KIYÂMET SÛRESİ: Mekkede inmiş olup 40 ayettir. Bu sûre adını, ilk ayetinde adı geçip bütün sûrenin konusunu teşkil eden Kıyamet kavramından almıştır. Aklî, hissî ve psikolojik yollarla kıyamet gerçeği ispatlanır ve buna inanmayanların sorumlulukları vurgulanır.
Bismillahirrahmanirrahim.
1 – Hayır, gerçek öyle değil! Kıyamet günü hakkı için,
2 – Kendisini eleştirip kusurlarından pişmanlık duyan kimse hakkı için ki siz mutlaka diriltileceksiniz.

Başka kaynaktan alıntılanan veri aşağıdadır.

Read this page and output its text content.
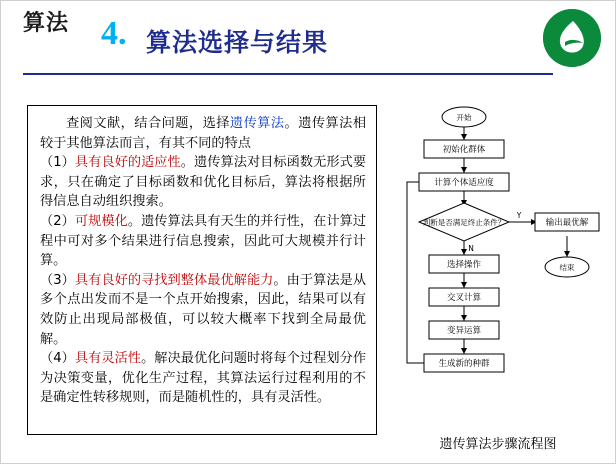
算法 4. 算法选择与结果

查阅文献，结合问题，选择遗传算法。遗传算法相较于其他算法而言，有其不同的特点

（1）具有良好的适应性。遗传算法对目标函数无形式要求，只在确定了目标函数和优化目标后，算法将根据所得信息自动组织搜索。

（2）可规模化。遗传算法具有天生的并行性，在计算过程中可对多个结果进行信息搜索，因此可大规模并行计算。

（3）具有良好的寻找到整体最优解能力。由于算法是从多个点出发而不是一个点开始搜索，因此，结果可以有效防止出现局部极值，可以较大概率下找到全局最优解。

（4）具有灵活性。解决最优化问题时将每个过程划分作为决策变量，优化生产过程，其算法运行过程利用的不是确定性转移规则，而是随机性的，具有灵活性。

开始
初始化群体
计算个体适应度
判断是否满足终止条件？
Y
N
输出最优解
结束
选择操作
交叉计算
变异运算
生成新的种群
遗传算法步骤流程图
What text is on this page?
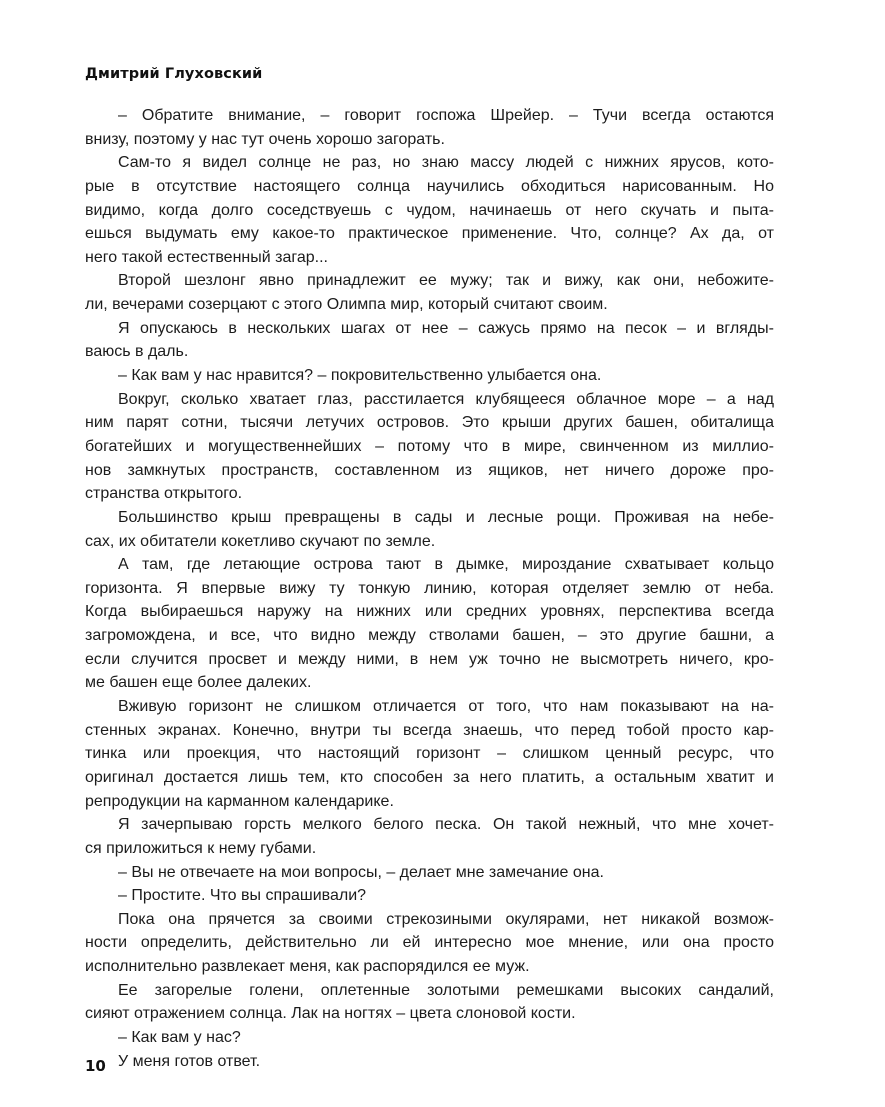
Дмитрий Глуховский
– Обратите внимание, – говорит госпожа Шрейер. – Тучи всегда остаются
внизу, поэтому у нас тут очень хорошо загорать.
Сам-то я видел солнце не раз, но знаю массу людей с нижних ярусов, кото-
рые в отсутствие настоящего солнца научились обходиться нарисованным. Но
видимо, когда долго соседствуешь с чудом, начинаешь от него скучать и пыта-
ешься выдумать ему какое-то практическое применение. Что, солнце? Ах да, от
него такой естественный загар...
Второй шезлонг явно принадлежит ее мужу; так и вижу, как они, небожите-
ли, вечерами созерцают с этого Олимпа мир, который считают своим.
Я опускаюсь в нескольких шагах от нее – сажусь прямо на песок – и вгляды-
ваюсь в даль.
– Как вам у нас нравится? – покровительственно улыбается она.
Вокруг, сколько хватает глаз, расстилается клубящееся облачное море – а над
ним парят сотни, тысячи летучих островов. Это крыши других башен, обиталища
богатейших и могущественнейших – потому что в мире, свинченном из миллио-
нов замкнутых пространств, составленном из ящиков, нет ничего дороже про-
странства открытого.
Большинство крыш превращены в сады и лесные рощи. Проживая на небе-
сах, их обитатели кокетливо скучают по земле.
А там, где летающие острова тают в дымке, мироздание схватывает кольцо
горизонта. Я впервые вижу ту тонкую линию, которая отделяет землю от неба.
Когда выбираешься наружу на нижних или средних уровнях, перспектива всегда
загромождена, и все, что видно между стволами башен, – это другие башни, а
если случится просвет и между ними, в нем уж точно не высмотреть ничего, кро-
ме башен еще более далеких.
Вживую горизонт не слишком отличается от того, что нам показывают на на-
стенных экранах. Конечно, внутри ты всегда знаешь, что перед тобой просто кар-
тинка или проекция, что настоящий горизонт – слишком ценный ресурс, что
оригинал достается лишь тем, кто способен за него платить, а остальным хватит и
репродукции на карманном календарике.
Я зачерпываю горсть мелкого белого песка. Он такой нежный, что мне хочет-
ся приложиться к нему губами.
– Вы не отвечаете на мои вопросы, – делает мне замечание она.
– Простите. Что вы спрашивали?
Пока она прячется за своими стрекозиными окулярами, нет никакой возмож-
ности определить, действительно ли ей интересно мое мнение, или она просто
исполнительно развлекает меня, как распорядился ее муж.
Ее загорелые голени, оплетенные золотыми ремешками высоких сандалий,
сияют отражением солнца. Лак на ногтях – цвета слоновой кости.
– Как вам у нас?
У меня готов ответ.
10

3 – İnsan zanneder mi ki ölümünden sonra Biz kemiklerini toplayıp onu diriltmeyeceğiz?
4 – Evet, toplarız, hem de parmak uçlarına varıncaya kadar eski halinde düzenleriz.
5 – Fakat insan suç işleyip durmak için önündeki kıyameti inkâr etmek ister de,
6 – “Ne zamanmış o kıyamet günü?” diye alay eder.
7 – Gözler kamaşıp karardığı,
8 – Ayın ışığının büsbütün gittiği,
9 – Güneş ile Ay bir araya toplandığı zaman…
10 – İşte o gün der insan: “Var mı kaçacak mekân?”
11 – Asla! bulunmaz hiç bir sığınak
12 – Rabbinin huzurudur son durak!
13 – O gün insana yaptığı her türlü iyilik ve fenalık ile; yapmadığı her türlü iyilik ve fenalık tek tek bildirilir, ona göre karşılığını alır.
14 – Artık insan şahit olur kendi hakkında,
15 – Türlü türlü mazeretler öne sürse de! [6,23; 58,18]
16 – Sana vahyedileni unutmamak için tekrarlarken hemen anında bellemek için dilini kımıldatma. [20,114]
17 – Çünkü vahyi senin kalbinde toplamak ve onu okutmak Bize ait bir iştir.
18 – O halde Biz Kur’anı okuduğumuzda, sen de onun okunuşunu izle.
19 – Ayrıca onu açıklama da vazifedir üzerimize. (Bu önemli gerçeği, arada belirttikten sonra gelelim önceki bahsimize.)
20 – Gerçek şu ki: Siz bu peşin dünya hayatına çok düşkünsünüz.
21 – Onun için ahireti terkedip durursunuz.
22 – Yüzler vardır o gün pırıl pırıl…
23 – O güzel ve Yüce Rablerine bakakalır… [6,103] Ehl-i Sünnet, ayetlere ve bilhassa mütevatir derecesine varan hadîslere dayanarak, cennette Allahın görüleceği hususunda ittifak etmişlerdir.
24 – Ve nice suratlar vardır o gün asılır.
25 – Belini kıran darbeyi yediğini hisseder. [3,106; 80,37-42; 88,2-10]
26 – Hayır, hayır! Ne zamanki can boğaza gelir. Can çekişenin yanındakiler:
27 – “Bunu iyileştiren, kurtaran yok mu?” der.
28 – Artık ayrılık vakti geldiğini kendisi de anlar.
29 – Bacağı bacağına dolaşır, ölüm acısıyla kıvranır. [6,61-62]
30 – O gün sevkiyat, doğru Rabbinin divanına olur!
31 – Ne dini tasdik eder, ne namaz kılardı.
32 – Hep hakkı yalan sayıp ona sırtını dönerdi.
33 – Bir de yaptığından memnun olarak, çalımlı çalımlı kendi taraftarlarının yanına varırdı.
34 – Yazık sana yazık!
35 – Yazık ki sana ne yazık!
36 – İnsan başıboş bırakılacağını mı sanır?
37 – Onun aslı, atılan bir meni damlası değil miydi?
38 – Sonra ana rahmine tutunan yapışkan bir hücre oldu da, Rabbi onu yaratıp düzenledi.
39 – Ondan erkek ve dişi olarak her iki cinsi yarattı.
40 – Bütün bunları yapan, ölüleri diriltmeye kadir olmaz olur mu?